The respondents have admitted the search and the seizure of the property, but have stated that this was done because the Commissioner of Income-tax, Gujarat-I, respondent No. 1, had reasons to believe that the petitioners would not produce their books of account, etc., even though they would be useful to the department for taking proceedings under the Act. It has also been stated that there was enough material before the Commissioner for exercising the power under section 132(1) of the Act. The respondents have made specific averments in this connection including the averment that books of account were unreliable, and that the claim that the sum of Rs. 12,00,000 was shown as balance in the books of account was incorrect. They have also denied the allegation that any search was carried on in the Mehmedabad head office of the petitioner-firm or that the sum of Rs. 12,00,000 was kept as the firm's stock-in-trade or that the firm was left with no other money whatsoever. The petitioners' contention against the legality of sections 132 and 132A of the Act and the Rules has also been controverted.

It will be recalled that in their writ petition the petitioners have made a specific reference to Pooran Mal's Writ Petition No. 446 of 1971. That case has been heard and decided by this court on December 14, 1973, and the decision has been reported in Pooran Mal v. Director of Inspection (Investigation) of Income-tax. Mr. Shroff has frankly conceded that the points which have been raised in this petition have been considered in that case, and that he has nothing to say in regard to the validity of sections 132 and 132A of the Act and rules 112 and 112A of the Rules or the averments in the petition in that connection. In fact it has been held by this court in Pooran Mal's case, that "it was impossible to hold that the impugned provisions were violative of article 14, 19 or 31". All that Mr. Shroff has argued is that the validity of rules 112B and 112C of the Rules was not the subject-matter of examination in Pooran Mal's case, and that it would be necessary for this court to examine that part of the controversy, as and when it is permissible to do so, with reference to the provisions of article 14 of the Constitution.

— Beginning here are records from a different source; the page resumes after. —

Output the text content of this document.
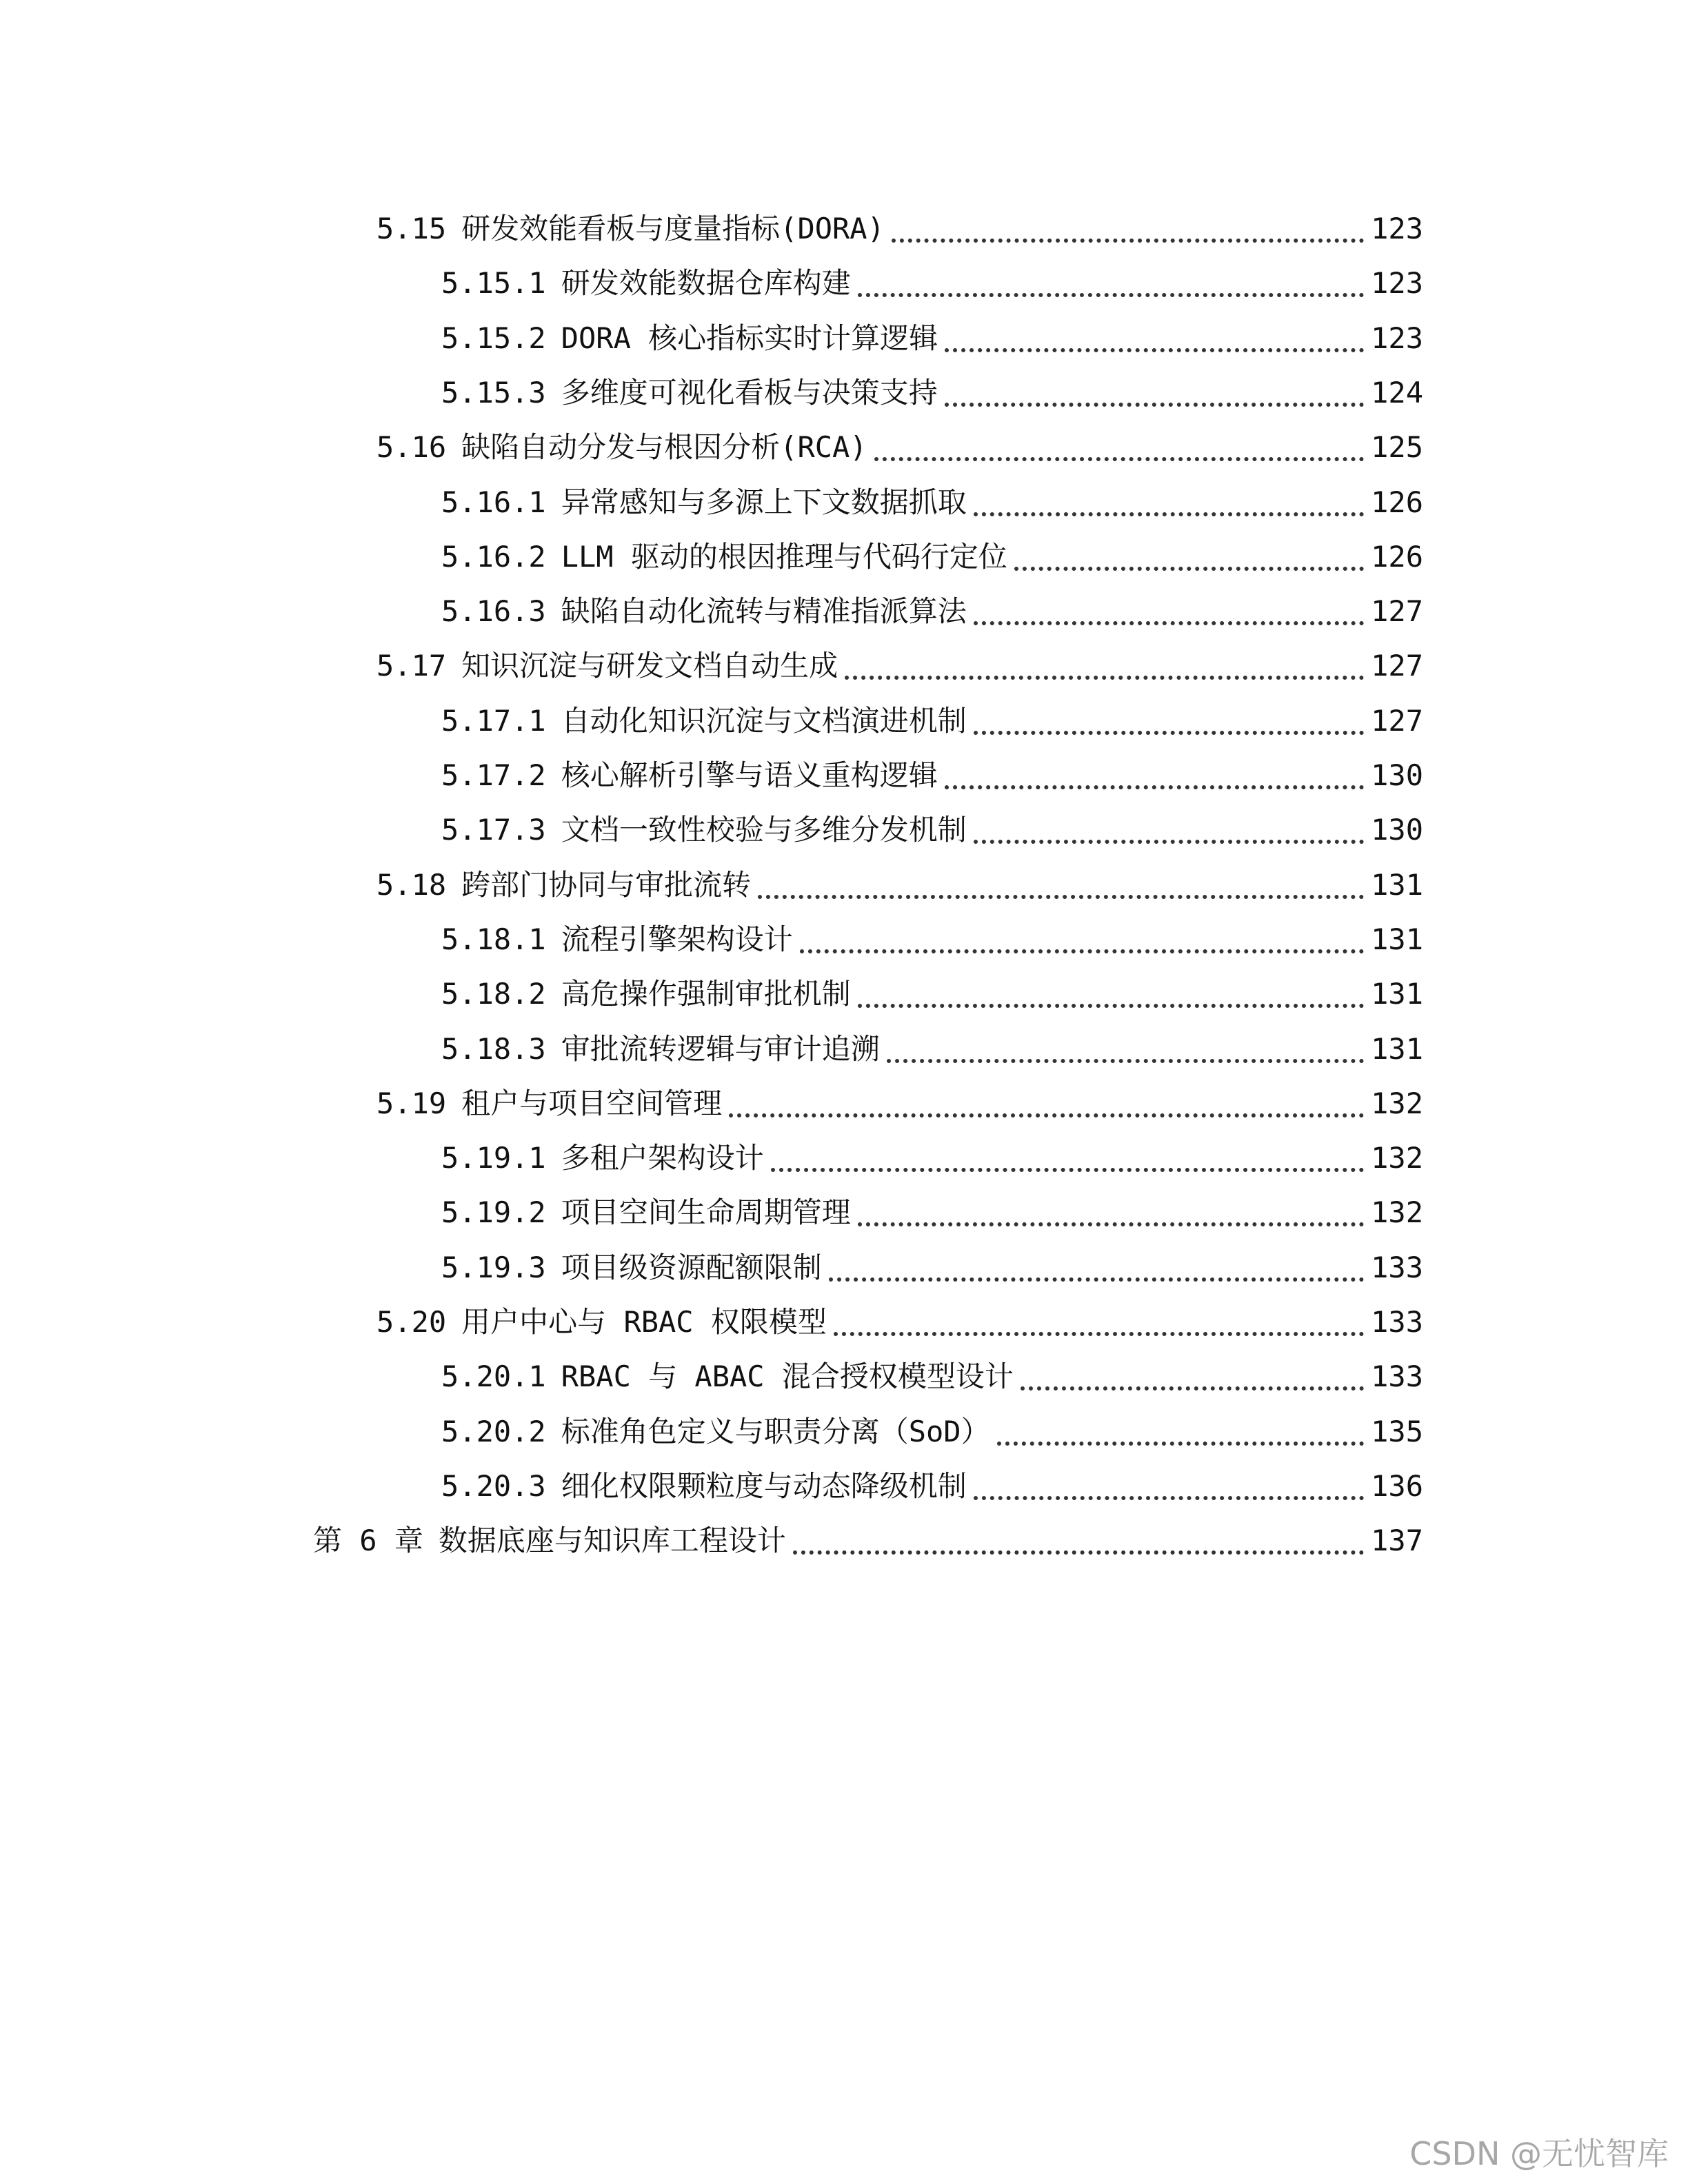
5.15 研发效能看板与度量指标(DORA)	123
5.15.1 研发效能数据仓库构建	123
5.15.2 DORA 核心指标实时计算逻辑	123
5.15.3 多维度可视化看板与决策支持	124
5.16 缺陷自动分发与根因分析(RCA)	125
5.16.1 异常感知与多源上下文数据抓取	126
5.16.2 LLM 驱动的根因推理与代码行定位	126
5.16.3 缺陷自动化流转与精准指派算法	127
5.17 知识沉淀与研发文档自动生成	127
5.17.1 自动化知识沉淀与文档演进机制	127
5.17.2 核心解析引擎与语义重构逻辑	130
5.17.3 文档一致性校验与多维分发机制	130
5.18 跨部门协同与审批流转	131
5.18.1 流程引擎架构设计	131
5.18.2 高危操作强制审批机制	131
5.18.3 审批流转逻辑与审计追溯	131
5.19 租户与项目空间管理	132
5.19.1 多租户架构设计	132
5.19.2 项目空间生命周期管理	132
5.19.3 项目级资源配额限制	133
5.20 用户中心与 RBAC 权限模型	133
5.20.1 RBAC 与 ABAC 混合授权模型设计	133
5.20.2 标准角色定义与职责分离（SoD）	135
5.20.3 细化权限颗粒度与动态降级机制	136
第 6 章 数据底座与知识库工程设计	137
CSDN @无忧智库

We have gone through rules 112B and 112C of the Rules. Rule 112B relates to the release of the articles seized under section 132(5) of the Act, and merely provides that where, in pursuance of that section, any assets or part thereof have to be released, the Income-tax Officer shall forthwith deliver the same to the person from whose custody they were seized. Rule 112C provides for the release of the remaining assets, and it is to the effect that they shall be made out or paid to the person from whose custody they were seized, after the discharge of the liabilities referred to in clause (i) of sub-section (1) of section 132A of the Act. Both these are, therefore, beneficial rules, and there can be no satisfactory reason for challenging their validity with reference to article 14 of the Constitution. So when the present case is not different from Pooran Mal's case, there is no merit in this writ petition. It is hereby dismissed. There will, however, be no order as to costs.